Главная роль 6 (СИ) - Смолин Павел
Скользя взглядом по лицам людей и благодаря их едва заметными кивками, внутри я морщился. Горечь утраты Царя прошла быстрее, чем ожидалось, но лишь потому, что я давно к этому дню готовился и успел эмоционально выгореть, и морщился я не от нее — просто в очередной раз полюбовался на извечное «король умер, да здравствует король». Казалось бы — все, все полномочия и обязанности у меня, Александр демонстративно не лезет, я — стараюсь и рву задницу, но все равно в глазах окружающих я был наследником, но не более. Мало ли что со мной могло случиться — от отцовской опалы до неудачного падения с фатальным исходим. Раз — и нету Жоры, а усилия на завоевание его расположения уже потрачены. Ну неприятно и ненадежно!
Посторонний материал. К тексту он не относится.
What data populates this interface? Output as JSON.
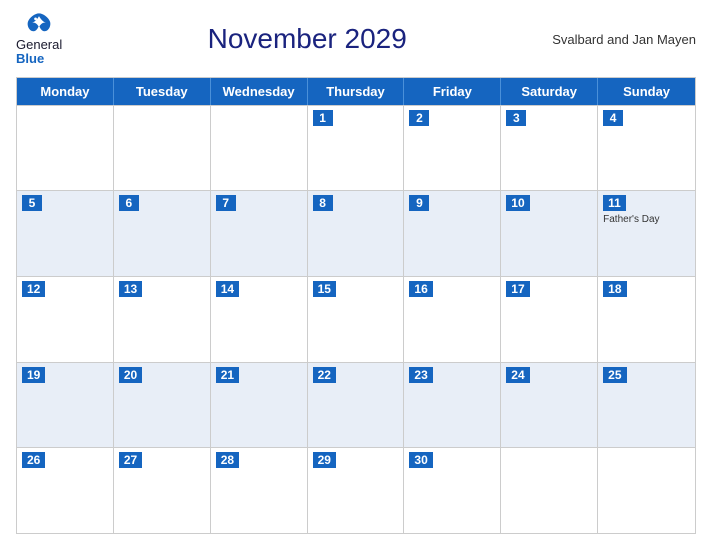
{
  "logo": {
    "general": "General",
    "blue": "Blue",
    "bird_color": "#1565c0"
  },
  "title": "November 2029",
  "region": "Svalbard and Jan Mayen",
  "day_names": [
    "Monday",
    "Tuesday",
    "Wednesday",
    "Thursday",
    "Friday",
    "Saturday",
    "Sunday"
  ],
  "weeks": [
    {
      "shaded": false,
      "cells": [
        {
          "date": "",
          "event": ""
        },
        {
          "date": "",
          "event": ""
        },
        {
          "date": "",
          "event": ""
        },
        {
          "date": "1",
          "event": ""
        },
        {
          "date": "2",
          "event": ""
        },
        {
          "date": "3",
          "event": ""
        },
        {
          "date": "4",
          "event": ""
        }
      ]
    },
    {
      "shaded": true,
      "cells": [
        {
          "date": "5",
          "event": ""
        },
        {
          "date": "6",
          "event": ""
        },
        {
          "date": "7",
          "event": ""
        },
        {
          "date": "8",
          "event": ""
        },
        {
          "date": "9",
          "event": ""
        },
        {
          "date": "10",
          "event": ""
        },
        {
          "date": "11",
          "event": "Father's Day"
        }
      ]
    },
    {
      "shaded": false,
      "cells": [
        {
          "date": "12",
          "event": ""
        },
        {
          "date": "13",
          "event": ""
        },
        {
          "date": "14",
          "event": ""
        },
        {
          "date": "15",
          "event": ""
        },
        {
          "date": "16",
          "event": ""
        },
        {
          "date": "17",
          "event": ""
        },
        {
          "date": "18",
          "event": ""
        }
      ]
    },
    {
      "shaded": true,
      "cells": [
        {
          "date": "19",
          "event": ""
        },
        {
          "date": "20",
          "event": ""
        },
        {
          "date": "21",
          "event": ""
        },
        {
          "date": "22",
          "event": ""
        },
        {
          "date": "23",
          "event": ""
        },
        {
          "date": "24",
          "event": ""
        },
        {
          "date": "25",
          "event": ""
        }
      ]
    },
    {
      "shaded": false,
      "cells": [
        {
          "date": "26",
          "event": ""
        },
        {
          "date": "27",
          "event": ""
        },
        {
          "date": "28",
          "event": ""
        },
        {
          "date": "29",
          "event": ""
        },
        {
          "date": "30",
          "event": ""
        },
        {
          "date": "",
          "event": ""
        },
        {
          "date": "",
          "event": ""
        }
      ]
    }
  ]
}
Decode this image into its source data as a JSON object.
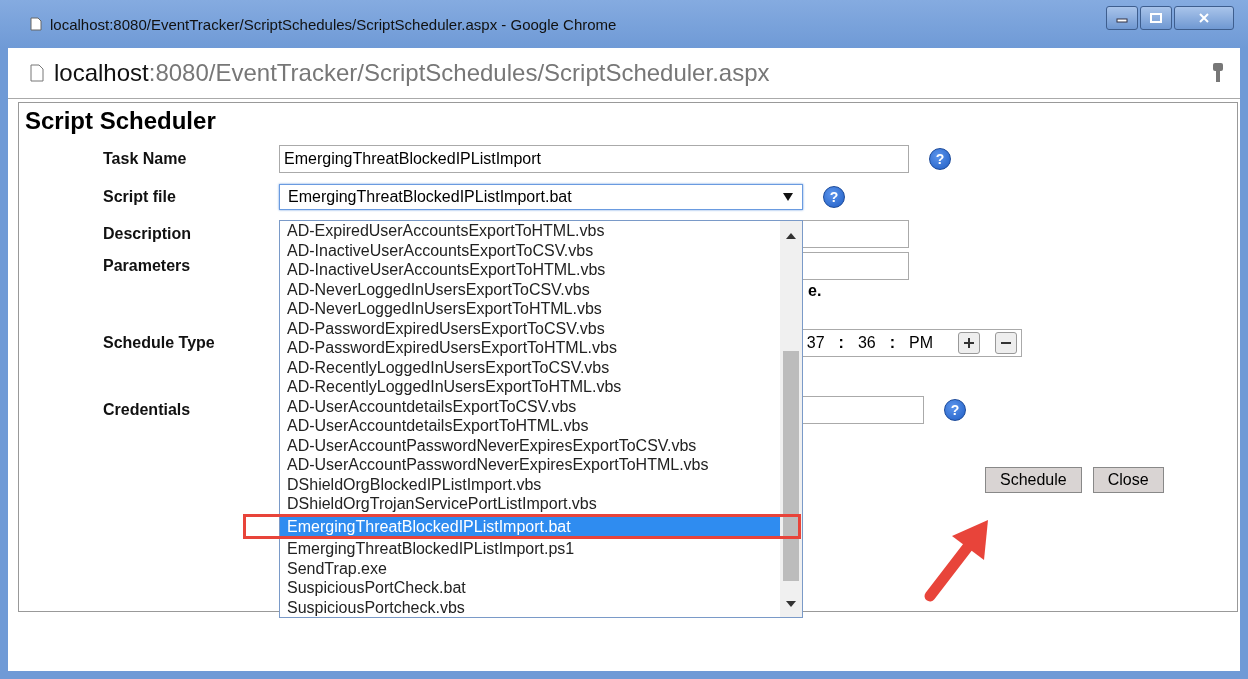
{
  "window": {
    "title": "localhost:8080/EventTracker/ScriptSchedules/ScriptScheduler.aspx - Google Chrome"
  },
  "address_bar": {
    "host": "localhost",
    "path": ":8080/EventTracker/ScriptSchedules/ScriptScheduler.aspx"
  },
  "page": {
    "heading": "Script Scheduler"
  },
  "form": {
    "task_name": {
      "label": "Task Name",
      "value": "EmergingThreatBlockedIPListImport",
      "help": "?"
    },
    "script_file": {
      "label": "Script file",
      "value": "EmergingThreatBlockedIPListImport.bat",
      "help": "?",
      "expanded": true,
      "options": [
        {
          "label": "AD-ExpiredUserAccountsExportToHTML.vbs",
          "selected": false
        },
        {
          "label": "AD-InactiveUserAccountsExportToCSV.vbs",
          "selected": false
        },
        {
          "label": "AD-InactiveUserAccountsExportToHTML.vbs",
          "selected": false
        },
        {
          "label": "AD-NeverLoggedInUsersExportToCSV.vbs",
          "selected": false
        },
        {
          "label": "AD-NeverLoggedInUsersExportToHTML.vbs",
          "selected": false
        },
        {
          "label": "AD-PasswordExpiredUsersExportToCSV.vbs",
          "selected": false
        },
        {
          "label": "AD-PasswordExpiredUsersExportToHTML.vbs",
          "selected": false
        },
        {
          "label": "AD-RecentlyLoggedInUsersExportToCSV.vbs",
          "selected": false
        },
        {
          "label": "AD-RecentlyLoggedInUsersExportToHTML.vbs",
          "selected": false
        },
        {
          "label": "AD-UserAccountdetailsExportToCSV.vbs",
          "selected": false
        },
        {
          "label": "AD-UserAccountdetailsExportToHTML.vbs",
          "selected": false
        },
        {
          "label": "AD-UserAccountPasswordNeverExpiresExportToCSV.vbs",
          "selected": false
        },
        {
          "label": "AD-UserAccountPasswordNeverExpiresExportToHTML.vbs",
          "selected": false
        },
        {
          "label": "DShieldOrgBlockedIPListImport.vbs",
          "selected": false
        },
        {
          "label": "DShieldOrgTrojanServicePortListImport.vbs",
          "selected": false
        },
        {
          "label": "EmergingThreatBlockedIPListImport.bat",
          "selected": true
        },
        {
          "label": "EmergingThreatBlockedIPListImport.ps1",
          "selected": false
        },
        {
          "label": "SendTrap.exe",
          "selected": false
        },
        {
          "label": "SuspiciousPortCheck.bat",
          "selected": false
        },
        {
          "label": "SuspiciousPortcheck.vbs",
          "selected": false
        }
      ]
    },
    "description": {
      "label": "Description"
    },
    "parameters": {
      "label": "Parameters",
      "note": "e."
    },
    "schedule_type": {
      "label": "Schedule Type",
      "time": {
        "minute": "37",
        "separator_1": ":",
        "second": "36",
        "separator_2": ":",
        "ampm": "PM"
      }
    },
    "credentials": {
      "label": "Credentials",
      "help": "?"
    }
  },
  "buttons": [
    {
      "label": "Schedule"
    },
    {
      "label": "Close"
    }
  ]
}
Теперь — все, финальная форма изменений в обращенных на меня взглядах. На плечи от этого словно опускается гораздо более тяжелый, чем раньше, груз, но от этого подбородок в горделивом порыве лишь вздымается выше. Слабость? Страх? Сомнения? Не знаю таких слов, господа — у нас здесь Великий План моего авторства, будьте добры его уровню соответствовать — так, как это делаю несгибаемый и упорный я.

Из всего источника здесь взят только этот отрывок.